# All In One Target



## sharp eye (Jun 3, 2014)

I am taking a break from making slingshots and concentrate more to practice target shooting.
Till now I was using one large 1 ½" coin as a target in my catching box plus a playing card and striking match. I recently decided to spice it up by adding spinning targets, golf balls and cans.
The spinning targets are made with 1 ½" - 2" steel and 1 ½" - 2" hdpe discs, using hard felt with plywood backing discs.
For the golf balls (Beanflip idea), instead of screws I used threaded screws and nuts for longevity.


----------



## Byudzai (Aug 31, 2013)

nice man. do the golf balls send your ammo flying back out of the box?


----------



## JonM (Aug 17, 2013)

Nice gallery you have there. :wave:


----------



## Charles (Aug 26, 2010)

Lots of stuff to shoot at there! That should cure any boredom ...

Cheers ..... Charles


----------



## treefork (Feb 1, 2010)

Nice neat set up . Keeps it interesting and fun .


----------



## sharp eye (Jun 3, 2014)

Byudzai said:


> nice man. do the golf balls send your ammo flying back out of the box?

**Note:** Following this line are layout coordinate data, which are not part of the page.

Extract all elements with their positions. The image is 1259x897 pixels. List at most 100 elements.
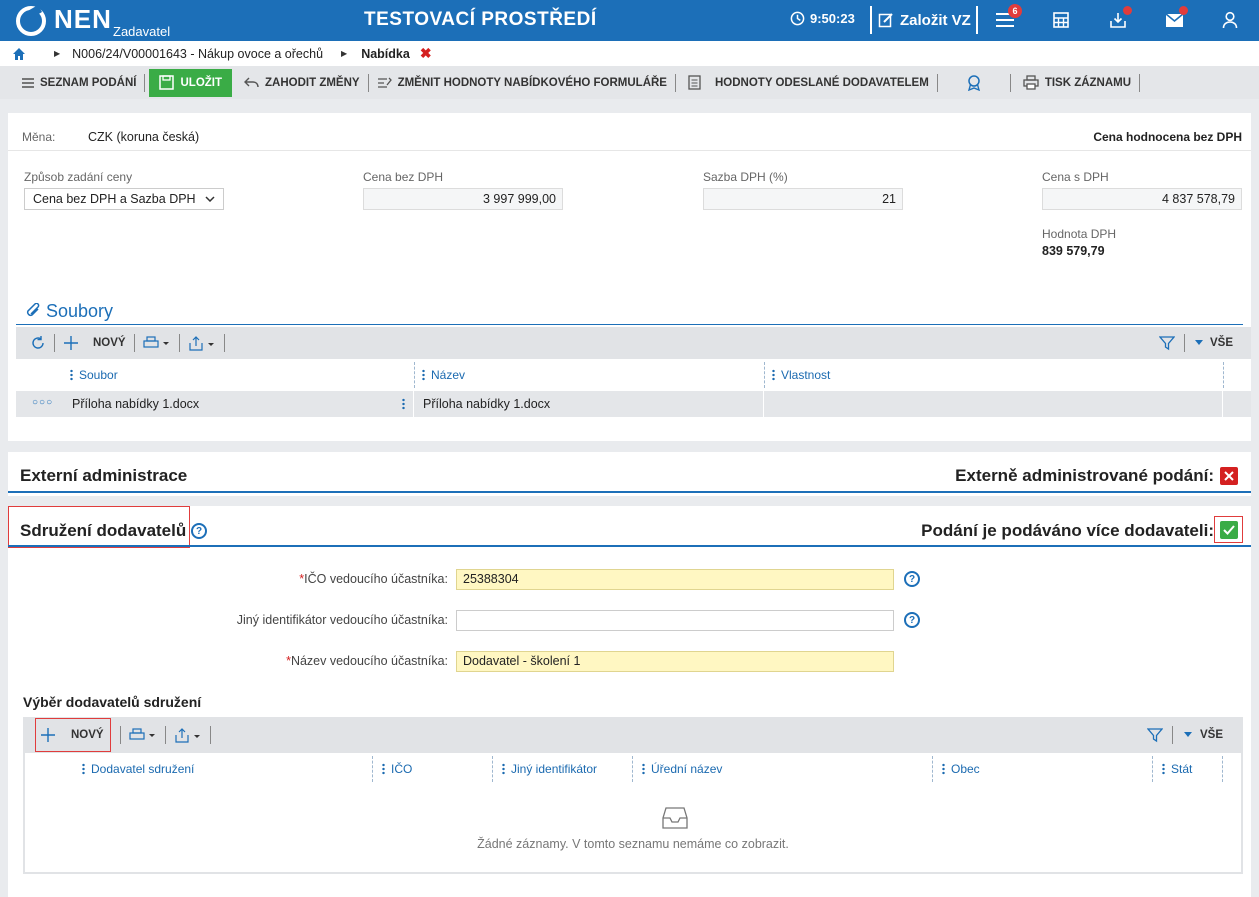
close-tab-icon[interactable]: ✖ bbox=[420, 45, 432, 62]
column-menu-icon[interactable] bbox=[772, 369, 775, 381]
empty-state-message: Žádné záznamy. V tomto seznamu nemáme co… bbox=[477, 837, 789, 851]
help-icon[interactable]: ? bbox=[904, 571, 920, 587]
column-menu-icon[interactable] bbox=[70, 369, 73, 381]
paperclip-icon bbox=[26, 303, 40, 317]
messages-button[interactable] bbox=[1161, 6, 1188, 32]
files-new-button[interactable]: NOVÝ bbox=[93, 337, 126, 349]
suppliers-section-title: Výběr dodavatelů sdružení bbox=[23, 694, 202, 710]
external-admin-checkbox[interactable] bbox=[1220, 467, 1238, 485]
create-tender-button[interactable]: Založit VZ bbox=[870, 6, 971, 34]
column-divider bbox=[1223, 362, 1224, 388]
messages-dot bbox=[1179, 6, 1188, 15]
breadcrumb-current: Nabídka bbox=[361, 46, 410, 61]
breadcrumb-arrow-icon: ▶ bbox=[54, 49, 61, 58]
empty-inbox-icon bbox=[662, 807, 688, 829]
column-menu-icon[interactable] bbox=[422, 369, 425, 381]
suppliers-grid: Dodavatel sdružení IČO Jiný identifikáto… bbox=[23, 753, 1243, 874]
caret-down-icon[interactable] bbox=[1194, 340, 1204, 346]
filter-icon[interactable] bbox=[1159, 335, 1175, 351]
column-header-file[interactable]: Soubor bbox=[70, 359, 118, 391]
filter-icon[interactable] bbox=[1147, 727, 1163, 743]
toolbar-separator bbox=[1139, 73, 1141, 92]
leader-ico-label-text: IČO vedoucího účastníka: bbox=[304, 572, 448, 586]
change-form-values-label: ZMĚNIT HODNOTY NABÍDKOVÉHO FORMULÁŘE bbox=[397, 76, 667, 89]
row-file-cell[interactable]: Příloha nabídky 1.docx bbox=[72, 397, 199, 411]
tasks-menu-button[interactable]: 6 bbox=[992, 4, 1022, 32]
consortium-checkbox[interactable] bbox=[1220, 521, 1238, 539]
print-menu-icon[interactable] bbox=[142, 336, 171, 350]
chevron-down-icon bbox=[205, 196, 215, 202]
leader-other-id-input[interactable] bbox=[456, 610, 894, 631]
column-header-other-id[interactable]: Jiný identifikátor bbox=[502, 753, 597, 785]
export-menu-icon[interactable] bbox=[188, 335, 216, 351]
column-header-official-name[interactable]: Úřední název bbox=[642, 753, 722, 785]
inbox-dot bbox=[1123, 6, 1132, 15]
column-menu-icon[interactable] bbox=[1162, 763, 1165, 775]
column-header-label: IČO bbox=[391, 762, 413, 776]
row-actions-icon[interactable]: ○○○ bbox=[32, 397, 53, 408]
home-icon[interactable] bbox=[12, 47, 26, 61]
column-header-consortium-supplier[interactable]: Dodavatel sdružení bbox=[82, 753, 194, 785]
table-row[interactable]: ○○○ Příloha nabídky 1.docx Příloha nabíd… bbox=[16, 391, 1251, 417]
discard-changes-button[interactable]: ZAHODIT ZMĚNY bbox=[236, 66, 368, 99]
files-show-all-button[interactable]: VŠE bbox=[1210, 337, 1233, 349]
column-menu-icon[interactable] bbox=[942, 763, 945, 775]
certificate-button[interactable] bbox=[938, 66, 1010, 99]
print-menu-icon[interactable] bbox=[128, 728, 157, 742]
row-menu-icon[interactable] bbox=[402, 398, 405, 410]
leader-name-input[interactable]: Dodavatel - školení 1 bbox=[456, 651, 894, 672]
column-header-ico[interactable]: IČO bbox=[382, 753, 412, 785]
gross-price-field[interactable]: 4 837 578,79 bbox=[1042, 188, 1242, 210]
export-menu-icon[interactable] bbox=[174, 727, 202, 743]
toolbar-separator bbox=[119, 726, 121, 744]
vat-amount-value: 839 579,79 bbox=[1042, 244, 1105, 258]
price-mode-select[interactable]: Cena bez DPH a Sazba DPH bbox=[24, 188, 224, 210]
column-header-name-label: Název bbox=[431, 368, 466, 382]
calculator-button[interactable] bbox=[1048, 8, 1074, 32]
submission-list-button[interactable]: SEZNAM PODÁNÍ bbox=[0, 66, 144, 99]
column-header-name[interactable]: Název bbox=[422, 359, 465, 391]
supplier-sent-values-button[interactable]: HODNOTY ODESLANÉ DODAVATELEM bbox=[676, 66, 937, 99]
role-label: Zadavatel bbox=[113, 24, 171, 39]
brand-name[interactable]: NEN bbox=[54, 4, 112, 35]
column-menu-icon[interactable] bbox=[82, 763, 85, 775]
price-panel: Měna: CZK (koruna česká) Cena hodnocena … bbox=[8, 113, 1251, 441]
column-menu-icon[interactable] bbox=[382, 763, 385, 775]
column-divider bbox=[492, 756, 493, 782]
print-record-button[interactable]: TISK ZÁZNAMU bbox=[1011, 66, 1139, 99]
column-menu-icon[interactable] bbox=[502, 763, 505, 775]
nen-logo-icon[interactable] bbox=[16, 6, 46, 36]
column-header-property[interactable]: Vlastnost bbox=[772, 359, 830, 391]
breadcrumb: ▶ N006/24/V00001643 - Nákup ovoce a ořec… bbox=[0, 41, 1259, 66]
vat-rate-field[interactable]: 21 bbox=[703, 188, 903, 210]
help-icon[interactable]: ? bbox=[191, 523, 207, 539]
currency-value: CZK (koruna česká) bbox=[88, 130, 200, 144]
net-price-field[interactable]: 3 997 999,00 bbox=[363, 188, 563, 210]
column-divider bbox=[1222, 756, 1223, 782]
help-icon[interactable]: ? bbox=[904, 612, 920, 628]
breadcrumb-procurement-link[interactable]: N006/24/V00001643 - Nákup ovoce a ořechů bbox=[72, 47, 323, 61]
leader-ico-input[interactable]: 25388304 bbox=[456, 569, 894, 590]
refresh-icon[interactable] bbox=[30, 335, 46, 351]
column-menu-icon[interactable] bbox=[642, 763, 645, 775]
external-admin-panel: Externí administrace Externě administrov… bbox=[8, 452, 1251, 496]
consortium-flag-label: Podání je podáváno více dodavateli: bbox=[921, 521, 1214, 540]
change-form-values-button[interactable]: ZMĚNIT HODNOTY NABÍDKOVÉHO FORMULÁŘE bbox=[369, 66, 675, 99]
inbox-button[interactable] bbox=[1105, 6, 1132, 32]
price-mode-value: Cena bez DPH a Sazba DPH bbox=[33, 192, 196, 206]
external-admin-flag-label: Externě administrované podání: bbox=[955, 466, 1214, 485]
user-profile-button[interactable] bbox=[1217, 8, 1243, 32]
column-header-label: Stát bbox=[1171, 762, 1193, 776]
column-header-country[interactable]: Stát bbox=[1162, 753, 1192, 785]
check-icon bbox=[1223, 525, 1235, 535]
column-header-city[interactable]: Obec bbox=[942, 753, 980, 785]
discard-changes-label: ZAHODIT ZMĚNY bbox=[265, 76, 360, 89]
row-name-cell: Příloha nabídky 1.docx bbox=[423, 397, 551, 411]
save-button[interactable]: ULOŽIT bbox=[149, 68, 233, 97]
calculator-icon bbox=[1053, 12, 1069, 28]
suppliers-show-all-button[interactable]: VŠE bbox=[1200, 729, 1223, 741]
caret-down-icon[interactable] bbox=[1183, 732, 1193, 738]
vat-amount-label: Hodnota DPH bbox=[1042, 227, 1117, 241]
plus-icon[interactable] bbox=[63, 335, 79, 351]
column-header-label: Obec bbox=[951, 762, 980, 776]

I forgot to mention that they are foam golf balls, they stick to magnets attached to the cross metal flat bar.


----------



## BROOKS (May 22, 2014)

That's great! You've got it all there. I think some spinners are in my future!


----------



## toolmantf99 (Feb 16, 2012)

That there is a great set up!


----------



## bigron (Nov 29, 2012)

Sharp you did a great job on you set up that thing is sweet :bowdown:


----------



## leon13 (Oct 4, 2012)

That's really great any video in action by any chance ?


----------



## sharp eye (Jun 3, 2014)

leon13 said:


> That's really great any video in action by any chance ?


Thanks for the comments. I am not ready yet for videos, but maybe I'll do it in the future after my accuracy improves .


----------